Книга сто восемьдесят пятая
Антонио Сикари «Четыре портрета святых»
http://www.catholiconline.ru/node/583http://www.catholiconline.ru/node/117http://www.catholiconline.ru/node/120http://www.catholiconline.ru/node/119 В начале зимы мой друг А.К. дал мне прочесть пару написанных им статей для какой-то католической энциклопедии, одна из них - об одном голландском святом, жившем в XX веке. Я прочел ее и одного не понял - почему он святой. Он, конечно, человек исключительно достойный, к тому же боролся с фашизмом и кончил жизнь в лагере смерти - но, что ни говори, а таких было много, и героев среди них много, почему же он признан святым? В списке литературы была ссылка на книгу Антонио Сикари "Портреты святых", вот и решил поискать ее в сети. Выбрал четыре статьи о четырех святых XIX-XX века, чтобы незнакомые исторические реалии не искажали восприятие, и вот прочел.
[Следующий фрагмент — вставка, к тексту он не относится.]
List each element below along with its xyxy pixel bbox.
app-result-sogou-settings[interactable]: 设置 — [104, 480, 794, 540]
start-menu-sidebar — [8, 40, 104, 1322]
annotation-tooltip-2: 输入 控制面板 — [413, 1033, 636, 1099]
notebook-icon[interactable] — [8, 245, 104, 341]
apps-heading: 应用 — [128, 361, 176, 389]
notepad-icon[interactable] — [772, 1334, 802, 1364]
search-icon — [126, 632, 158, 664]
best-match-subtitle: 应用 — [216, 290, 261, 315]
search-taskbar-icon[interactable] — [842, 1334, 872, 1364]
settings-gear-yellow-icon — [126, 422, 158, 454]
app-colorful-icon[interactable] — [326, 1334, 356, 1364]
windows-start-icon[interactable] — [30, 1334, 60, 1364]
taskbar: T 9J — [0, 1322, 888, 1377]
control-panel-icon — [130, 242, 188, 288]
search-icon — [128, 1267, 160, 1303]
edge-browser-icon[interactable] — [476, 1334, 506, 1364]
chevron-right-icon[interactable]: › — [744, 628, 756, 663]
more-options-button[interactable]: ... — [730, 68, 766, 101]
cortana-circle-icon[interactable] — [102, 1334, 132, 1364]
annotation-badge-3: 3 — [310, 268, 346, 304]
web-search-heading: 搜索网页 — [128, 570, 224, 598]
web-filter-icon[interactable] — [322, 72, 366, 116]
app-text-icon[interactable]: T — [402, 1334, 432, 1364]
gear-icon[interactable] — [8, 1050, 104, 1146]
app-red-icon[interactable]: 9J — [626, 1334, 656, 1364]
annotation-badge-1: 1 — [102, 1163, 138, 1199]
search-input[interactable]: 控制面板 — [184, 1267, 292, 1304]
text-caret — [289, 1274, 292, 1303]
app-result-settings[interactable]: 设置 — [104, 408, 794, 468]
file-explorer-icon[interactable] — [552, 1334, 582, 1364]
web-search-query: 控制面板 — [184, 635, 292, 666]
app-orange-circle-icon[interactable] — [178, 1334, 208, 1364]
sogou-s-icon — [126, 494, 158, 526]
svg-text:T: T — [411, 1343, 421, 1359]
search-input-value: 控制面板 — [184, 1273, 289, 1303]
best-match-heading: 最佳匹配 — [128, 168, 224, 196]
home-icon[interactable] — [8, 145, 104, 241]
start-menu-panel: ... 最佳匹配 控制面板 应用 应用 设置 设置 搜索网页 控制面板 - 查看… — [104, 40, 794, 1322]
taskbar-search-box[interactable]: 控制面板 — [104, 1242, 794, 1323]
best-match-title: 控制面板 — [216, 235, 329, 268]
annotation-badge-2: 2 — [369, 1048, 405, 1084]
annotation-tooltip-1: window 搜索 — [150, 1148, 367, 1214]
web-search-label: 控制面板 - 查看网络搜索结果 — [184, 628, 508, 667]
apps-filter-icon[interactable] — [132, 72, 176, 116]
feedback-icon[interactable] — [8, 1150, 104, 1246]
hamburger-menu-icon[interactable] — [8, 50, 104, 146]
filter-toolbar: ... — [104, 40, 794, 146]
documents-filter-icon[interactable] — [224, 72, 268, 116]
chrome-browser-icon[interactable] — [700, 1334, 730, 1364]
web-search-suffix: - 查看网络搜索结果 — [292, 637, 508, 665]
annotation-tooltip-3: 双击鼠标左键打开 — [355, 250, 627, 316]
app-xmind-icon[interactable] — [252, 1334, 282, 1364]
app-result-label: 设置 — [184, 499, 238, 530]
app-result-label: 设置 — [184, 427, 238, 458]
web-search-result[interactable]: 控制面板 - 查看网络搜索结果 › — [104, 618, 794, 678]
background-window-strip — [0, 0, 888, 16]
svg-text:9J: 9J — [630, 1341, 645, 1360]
Надо сказать, что-то прояснилось - но об этом в конце.
Дамиан де Вестер
Тридцатитрехлетний фламандский миссионер отправился на Гавайи в Молокайский лепрозорий, в ад по сути. Проказу еще лечить не умели, даже не были известны пути заражения ею. Эпидемия проказы на Гавайях началась в 1850 году, в 1865 году на изолированном острове была основана колония прокаженных, куда насильно свозились все заболевшие. До 1873 года, когда туда приехал отец Дамиан, на острове не было ни одного белого человека. Людей привозили умирать и на острове не было ни законов, ни человеческого достоинства. Трупы умерших скармливались свиньям. Это был ад во всех смыслах.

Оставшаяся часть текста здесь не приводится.